Monkeypox Information

Monkeypox Information

Monkeypox (MPX):

General Information on Monkeypox (MPX):

Most of the information below is found on the Contra Costa Health Services webpage.

Contra Costa Health Services, along with the California Department of Public Health (CDPH) and other agencies, are monitoring a growing outbreak of MPX cases in the United States and California. Visit the CDPH MPX tracking page f​or the latest information about confirmed or suspected cases of MPX in the county.

While it is good to stay alert about any emerging public health outbreaks, the current risk of getting MPX in the general public is very low, outside of certain activities that increase the chance of exposure.

MPX is a rare disease that is caused by infection with the MPX virus. It belongs to the same family of viruses as smallpox, although MPX tends to be milder than smallpox. MPX spreads to through close, personal, often skin-to-skin contact, including sex and kissing. The virus can be spread from the time symptoms start until all sores, including scabs, have healed and a fresh layer of skin has formed. This can take several weeks.


MPX symptoms usually start within 2 weeks of exposure to the virus. Initial symptoms are similar to flu (fever, headache, fatigue, swollen lymph nodes), followed by a rash and sores that look similar to herpes sores.
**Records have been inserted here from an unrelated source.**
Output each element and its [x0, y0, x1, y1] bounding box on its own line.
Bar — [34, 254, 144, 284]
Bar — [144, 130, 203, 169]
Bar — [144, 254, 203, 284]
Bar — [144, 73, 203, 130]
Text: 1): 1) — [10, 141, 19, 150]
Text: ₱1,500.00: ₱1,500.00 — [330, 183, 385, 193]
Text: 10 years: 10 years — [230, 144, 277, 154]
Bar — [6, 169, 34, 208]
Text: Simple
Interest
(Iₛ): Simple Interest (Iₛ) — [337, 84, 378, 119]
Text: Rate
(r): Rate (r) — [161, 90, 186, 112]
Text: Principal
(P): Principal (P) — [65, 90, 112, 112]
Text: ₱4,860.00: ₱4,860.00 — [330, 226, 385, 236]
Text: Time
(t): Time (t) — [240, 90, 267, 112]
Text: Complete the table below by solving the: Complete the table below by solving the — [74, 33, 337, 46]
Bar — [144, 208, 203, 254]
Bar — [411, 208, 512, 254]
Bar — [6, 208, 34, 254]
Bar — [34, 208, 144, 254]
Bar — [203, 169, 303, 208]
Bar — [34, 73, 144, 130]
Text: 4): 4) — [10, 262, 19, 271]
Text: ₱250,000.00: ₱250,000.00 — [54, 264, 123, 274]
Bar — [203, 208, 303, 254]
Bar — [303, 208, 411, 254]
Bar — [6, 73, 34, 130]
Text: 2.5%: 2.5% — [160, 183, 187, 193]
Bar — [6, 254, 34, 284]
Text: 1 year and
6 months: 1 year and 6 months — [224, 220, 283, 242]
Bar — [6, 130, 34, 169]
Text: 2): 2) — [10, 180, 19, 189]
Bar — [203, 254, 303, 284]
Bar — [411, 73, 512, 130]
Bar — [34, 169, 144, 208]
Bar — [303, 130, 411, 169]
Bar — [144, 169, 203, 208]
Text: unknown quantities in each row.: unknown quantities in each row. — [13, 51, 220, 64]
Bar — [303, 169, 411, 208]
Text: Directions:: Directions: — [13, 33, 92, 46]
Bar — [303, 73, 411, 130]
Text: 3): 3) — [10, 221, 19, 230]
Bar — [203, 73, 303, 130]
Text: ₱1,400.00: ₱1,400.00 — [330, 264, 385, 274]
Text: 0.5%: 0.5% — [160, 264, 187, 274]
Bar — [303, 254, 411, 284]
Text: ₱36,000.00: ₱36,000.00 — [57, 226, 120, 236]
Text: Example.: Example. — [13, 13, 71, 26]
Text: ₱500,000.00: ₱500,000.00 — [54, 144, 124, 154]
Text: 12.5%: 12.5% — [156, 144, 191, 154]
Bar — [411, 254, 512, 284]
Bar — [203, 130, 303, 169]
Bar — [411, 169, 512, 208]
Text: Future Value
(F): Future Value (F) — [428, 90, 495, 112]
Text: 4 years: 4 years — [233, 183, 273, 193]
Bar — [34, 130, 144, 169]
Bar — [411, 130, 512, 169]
The rash or sores may be located on or near the genitals or anus but could also be on other areas like the hands, feet, chest, or face.

  • The sores will go through several stages, including scabs, before healing.
  • The sores can look like pimples or blisters and may be painful or itchy.
  • Sores may be inside the body, including the mouth, vagina, or anus.
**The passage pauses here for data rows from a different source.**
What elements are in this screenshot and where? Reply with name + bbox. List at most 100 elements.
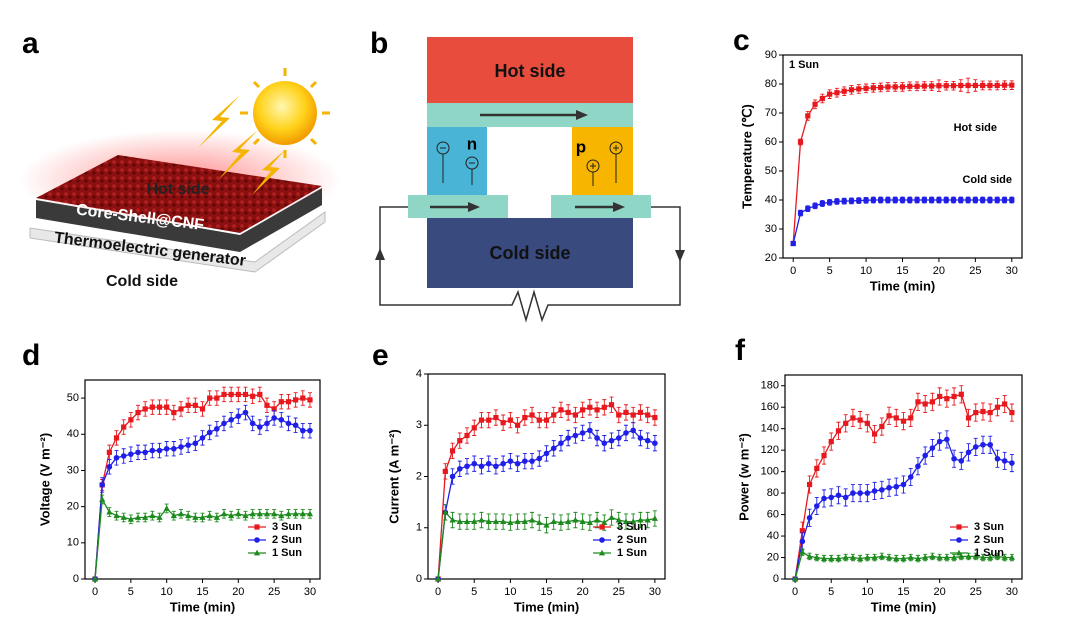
x-tick-label: 15: [897, 586, 909, 598]
marker: [565, 518, 572, 524]
marker: [492, 518, 500, 524]
panel-label: d: [22, 339, 40, 372]
marker: [543, 417, 550, 423]
marker: [929, 553, 936, 559]
marker: [943, 83, 949, 89]
y-tick-label: 90: [765, 49, 777, 61]
marker: [142, 514, 149, 520]
marker: [899, 197, 906, 203]
marker: [812, 203, 818, 209]
legend-label: 1 Sun: [617, 547, 647, 559]
marker: [278, 512, 285, 519]
circuit-arrow: [375, 248, 385, 260]
hot-surface: [36, 155, 322, 233]
marker: [864, 490, 871, 496]
marker: [979, 554, 987, 560]
x-tick-label: 30: [649, 586, 661, 598]
marker: [929, 399, 936, 405]
marker: [106, 449, 112, 455]
x-tick-label: 5: [128, 586, 134, 598]
marker: [842, 494, 849, 501]
marker: [257, 391, 263, 398]
marker: [958, 458, 965, 464]
marker: [630, 518, 637, 524]
marker: [185, 402, 191, 408]
x-axis-label: Time (min): [170, 599, 236, 614]
marker: [980, 408, 986, 415]
marker: [944, 396, 950, 402]
marker: [893, 415, 899, 421]
marker: [536, 519, 543, 526]
legend-label: 1 Sun: [974, 547, 1004, 559]
x-tick-label: 25: [613, 586, 625, 598]
marker: [835, 428, 842, 434]
marker: [120, 514, 127, 520]
marker: [306, 510, 314, 517]
marker: [471, 425, 477, 431]
marker: [965, 415, 972, 421]
marker: [228, 391, 234, 398]
marker: [242, 409, 249, 416]
marker: [235, 510, 242, 517]
marker: [799, 528, 805, 534]
marker: [271, 406, 277, 412]
marker: [522, 414, 528, 421]
marker: [478, 417, 485, 423]
marker: [799, 548, 806, 555]
legend-marker: [956, 524, 962, 530]
marker: [594, 435, 600, 441]
marker: [514, 460, 521, 467]
y-tick-label: 30: [765, 223, 777, 235]
marker: [550, 445, 557, 452]
marker: [958, 197, 964, 203]
marker: [608, 514, 615, 520]
marker: [192, 402, 198, 408]
marker: [106, 464, 113, 470]
marker: [478, 463, 485, 470]
x-tick-label: 10: [861, 586, 873, 598]
marker: [951, 393, 957, 400]
marker: [478, 516, 485, 523]
marker: [221, 420, 227, 427]
carriers: [436, 141, 623, 186]
marker: [557, 519, 565, 526]
marker: [857, 417, 863, 423]
marker: [842, 554, 849, 560]
legend-label: 2 Sun: [617, 534, 647, 546]
marker: [841, 198, 847, 204]
annotation: 1 Sun: [789, 59, 819, 71]
marker: [579, 430, 586, 436]
marker: [929, 445, 936, 451]
marker: [500, 518, 507, 524]
marker: [908, 415, 914, 421]
marker: [879, 423, 885, 430]
marker: [464, 463, 470, 470]
marker: [135, 449, 141, 456]
marker: [951, 455, 957, 462]
marker: [486, 417, 492, 423]
marker: [206, 429, 213, 436]
marker: [915, 463, 921, 470]
marker: [572, 412, 579, 418]
x-tick-label: 5: [828, 586, 834, 598]
marker: [587, 427, 593, 434]
marker: [900, 481, 907, 488]
marker: [797, 139, 804, 145]
marker: [886, 484, 892, 491]
marker: [214, 395, 220, 401]
marker: [886, 413, 892, 419]
y-tick-label: 140: [761, 423, 779, 435]
circuit: [379, 206, 681, 323]
y-tick-label: 80: [767, 487, 779, 499]
marker: [221, 391, 227, 398]
marker: [922, 554, 929, 560]
marker: [307, 427, 313, 434]
marker: [213, 514, 220, 520]
marker: [965, 449, 972, 456]
y-axis-label: Temperature (℃): [739, 104, 754, 209]
marker: [907, 197, 913, 203]
marker: [264, 420, 270, 427]
cold-side-label: Cold side: [106, 273, 178, 290]
marker: [156, 404, 163, 410]
marker: [442, 468, 448, 474]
  • Avoid intimate and physical contact with anyone who has symptoms
  • Talk openly with sexual partners prior to intimate physical contact
  • Consider covering exposed skin in dense, indoor crowds
  • Don't share bedding, clothing with others
  • Stay aware if traveling to countries where there are outbreaks


The Student Health Center does not have access to the Monkeypox vaccine at this time and encourages eligible individuals to pursue vaccination through Contra Costa Health (CCH) Services. Vaccine supply is currently limited, please see the CCH website for more information on who is currently being prioritized for vaccination. 
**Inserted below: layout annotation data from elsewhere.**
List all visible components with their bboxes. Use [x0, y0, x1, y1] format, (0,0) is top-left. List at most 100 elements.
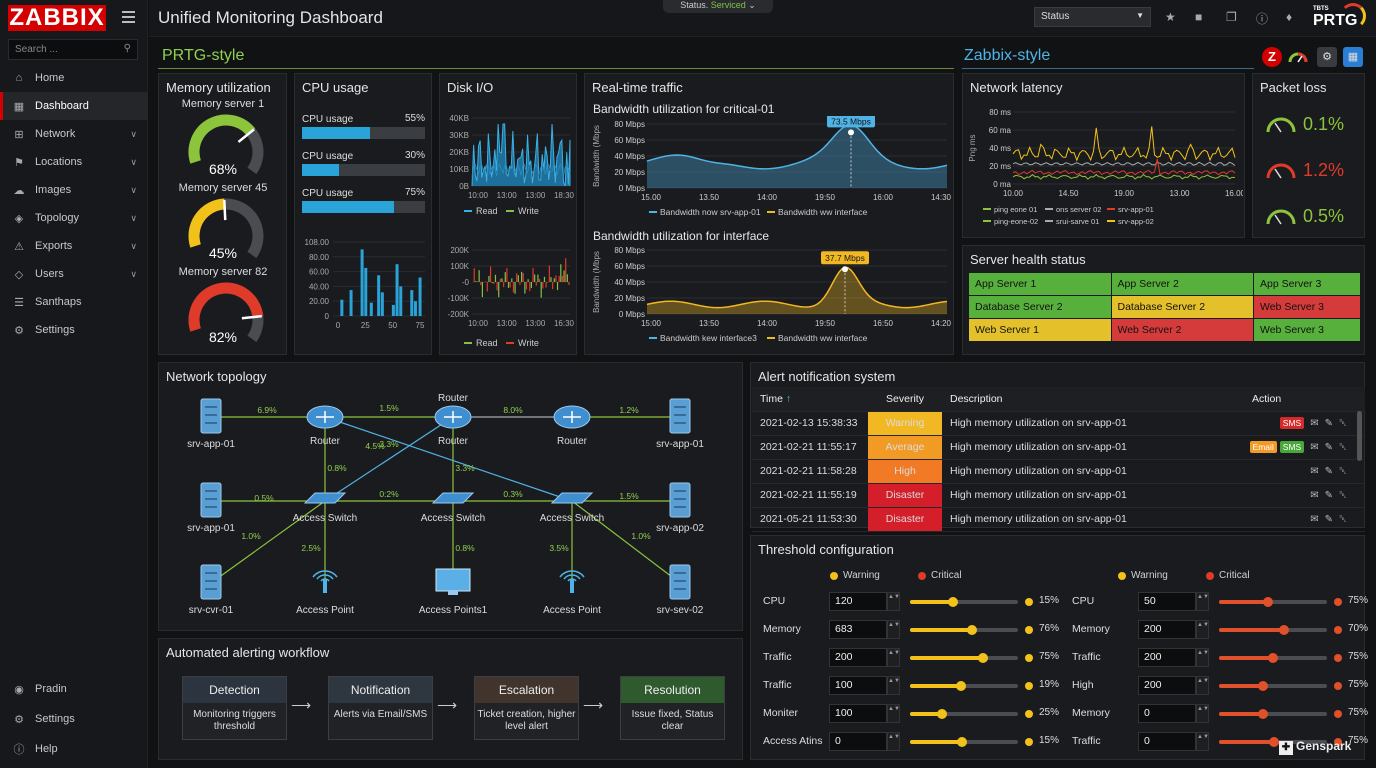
- access-point-node[interactable]: Access Point: [296, 570, 354, 616]
- sidebar-bottom-pradin[interactable]: ◉ Pradin: [0, 675, 148, 703]
- share-icon[interactable]: ■: [1195, 10, 1203, 24]
- threshold-input[interactable]: 100: [829, 704, 887, 723]
- threshold-input[interactable]: 100: [829, 676, 887, 695]
- threshold-input[interactable]: 0: [1138, 704, 1196, 723]
- threshold-slider-knob[interactable]: [1268, 653, 1278, 663]
- sidebar-item-network[interactable]: ⊞ Network ∨: [0, 120, 148, 148]
- server-node[interactable]: srv-app-01: [187, 398, 235, 450]
- threshold-slider[interactable]: [1219, 737, 1327, 747]
- threshold-slider[interactable]: [1219, 625, 1327, 635]
- threshold-slider-knob[interactable]: [955, 681, 966, 691]
- sidebar-bottom-help[interactable]: ⓘ Help: [0, 735, 148, 763]
- settings-button[interactable]: ⚙: [1317, 47, 1337, 67]
- zabbix-logo[interactable]: ZABBIX: [8, 4, 106, 31]
- alert-row[interactable]: 2021-02-13 15:38:33 Warning High memory ut…: [752, 411, 1365, 436]
- sort-arrow-icon[interactable]: ↑: [782, 392, 792, 405]
- threshold-slider-knob[interactable]: [1262, 597, 1273, 607]
- threshold-input[interactable]: 120: [829, 592, 887, 611]
- alerts-header-time[interactable]: Time ↑: [752, 387, 868, 412]
- edit-icon[interactable]: ✎: [1324, 490, 1333, 501]
- threshold-slider-knob[interactable]: [956, 737, 967, 747]
- threshold-slider[interactable]: [1219, 653, 1327, 663]
- threshold-stepper[interactable]: ▲▼: [1196, 676, 1209, 695]
- threshold-slider-knob[interactable]: [1258, 709, 1269, 719]
- mail-icon[interactable]: ✉: [1310, 418, 1319, 429]
- threshold-stepper[interactable]: ▲▼: [1196, 648, 1209, 667]
- threshold-stepper[interactable]: ▲▼: [887, 732, 900, 751]
- switch-node[interactable]: Access Switch: [421, 492, 485, 524]
- access-point-node[interactable]: Access Points1: [419, 568, 488, 616]
- alert-channel-tag[interactable]: SMS: [1279, 441, 1305, 453]
- status-tab[interactable]: Status. Serviced ⌄: [663, 0, 773, 13]
- server-status-cell[interactable]: App Server 1: [968, 272, 1112, 296]
- server-status-cell[interactable]: Web Server 3: [1253, 295, 1361, 319]
- server-status-cell[interactable]: App Server 2: [1110, 272, 1254, 296]
- threshold-slider-knob[interactable]: [948, 597, 959, 607]
- status-select[interactable]: Status ▼: [1034, 7, 1151, 27]
- server-status-cell[interactable]: Database Server 2: [968, 295, 1112, 319]
- threshold-input[interactable]: 683: [829, 620, 887, 639]
- search-input[interactable]: Search ... ⚲: [8, 39, 138, 60]
- threshold-stepper[interactable]: ▲▼: [887, 676, 900, 695]
- sidebar-item-exports[interactable]: ⚠ Exports ∨: [0, 232, 148, 260]
- sidebar-item-settings[interactable]: ⚙ Settings: [0, 316, 148, 344]
- mail-icon[interactable]: ✉: [1310, 442, 1319, 453]
- server-status-cell[interactable]: Web Server 1: [968, 318, 1112, 342]
- threshold-slider[interactable]: [910, 625, 1018, 635]
- threshold-slider-knob[interactable]: [937, 709, 948, 719]
- mail-icon[interactable]: ✉: [1310, 490, 1319, 501]
- threshold-input[interactable]: 200: [1138, 648, 1196, 667]
- menu-icon[interactable]: [122, 11, 135, 26]
- threshold-slider-knob[interactable]: [978, 653, 989, 663]
- sidebar-item-home[interactable]: ⌂ Home: [0, 64, 148, 92]
- sidebar-item-topology[interactable]: ◈ Topology ∨: [0, 204, 148, 232]
- sidebar-item-images[interactable]: ☁ Images ∨: [0, 176, 148, 204]
- dashboard-icon[interactable]: ★: [1165, 10, 1176, 24]
- switch-node[interactable]: Access Switch: [293, 492, 357, 524]
- alert-row[interactable]: 2021-02-21 11:58:28 High High memory utili…: [752, 459, 1365, 484]
- sidebar-item-dashboard[interactable]: ▦ Dashboard: [0, 92, 148, 120]
- threshold-input[interactable]: 50: [1138, 592, 1196, 611]
- threshold-stepper[interactable]: ▲▼: [887, 704, 900, 723]
- alert-row[interactable]: 2021-02-21 11:55:17 Average High memory ut…: [752, 435, 1365, 460]
- search-icon[interactable]: ⚲: [123, 43, 131, 54]
- help-icon[interactable]: ⓘ: [1256, 12, 1269, 26]
- threshold-slider-knob[interactable]: [1278, 625, 1289, 635]
- prtg-logo[interactable]: TBTS PRTG: [1313, 6, 1365, 32]
- server-status-cell[interactable]: App Server 3: [1253, 272, 1361, 296]
- threshold-stepper[interactable]: ▲▼: [1196, 592, 1209, 611]
- grid-button[interactable]: ▦: [1343, 47, 1363, 67]
- alert-channel-tag[interactable]: SMS: [1279, 417, 1305, 429]
- threshold-stepper[interactable]: ▲▼: [887, 648, 900, 667]
- threshold-input[interactable]: 200: [1138, 620, 1196, 639]
- threshold-slider[interactable]: [910, 653, 1018, 663]
- threshold-slider-knob[interactable]: [966, 625, 977, 635]
- threshold-slider-knob[interactable]: [1269, 737, 1280, 747]
- threshold-slider[interactable]: [910, 737, 1018, 747]
- edit-icon[interactable]: ✎: [1324, 418, 1333, 429]
- threshold-stepper[interactable]: ▲▼: [887, 620, 900, 639]
- threshold-input[interactable]: 0: [1138, 732, 1196, 751]
- server-node[interactable]: srv-cvr-01: [189, 564, 234, 616]
- trash-icon[interactable]: ␡: [1339, 418, 1347, 429]
- switch-node[interactable]: Access Switch: [540, 492, 604, 524]
- threshold-stepper[interactable]: ▲▼: [1196, 732, 1209, 751]
- router-node[interactable]: Router: [553, 405, 591, 447]
- copy-icon[interactable]: ❐: [1226, 10, 1237, 24]
- threshold-input[interactable]: 0: [829, 732, 887, 751]
- workflow-step-escalation[interactable]: Escalation Ticket creation, higher level …: [474, 676, 579, 740]
- workflow-step-notification[interactable]: Notification Alerts via Email/SMS: [328, 676, 433, 740]
- mail-icon[interactable]: ✉: [1310, 514, 1319, 525]
- trash-icon[interactable]: ␡: [1339, 490, 1347, 501]
- server-node[interactable]: srv-sev-02: [657, 564, 704, 616]
- alert-row[interactable]: 2021-05-21 11:53:30 Disaster High memory u…: [752, 507, 1365, 532]
- alerts-scrollbar[interactable]: [1357, 411, 1362, 461]
- threshold-input[interactable]: 200: [1138, 676, 1196, 695]
- threshold-input[interactable]: 200: [829, 648, 887, 667]
- threshold-stepper[interactable]: ▲▼: [1196, 704, 1209, 723]
- sidebar-item-santhaps[interactable]: ☰ Santhaps: [0, 288, 148, 316]
- edit-icon[interactable]: ✎: [1324, 466, 1333, 477]
- access-point-node[interactable]: Access Point: [543, 570, 601, 616]
- server-status-cell[interactable]: Web Server 3: [1253, 318, 1361, 342]
- bell-icon[interactable]: ♦: [1286, 10, 1293, 24]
Medical Support and Testing:

The Student Health Center is here to support our students. If you have symptoms or believe you have been exposed to Monkeypox contact the Student Health Center at (925) 631-4254. One of our nurses will speak to you to determine the best next steps in regards to your medical treatment, including scheduling an appointment if indicated.  

Students who are notified they have tested positive for Monkeypox outside of the Student Health Center are also asked to contact our office to report.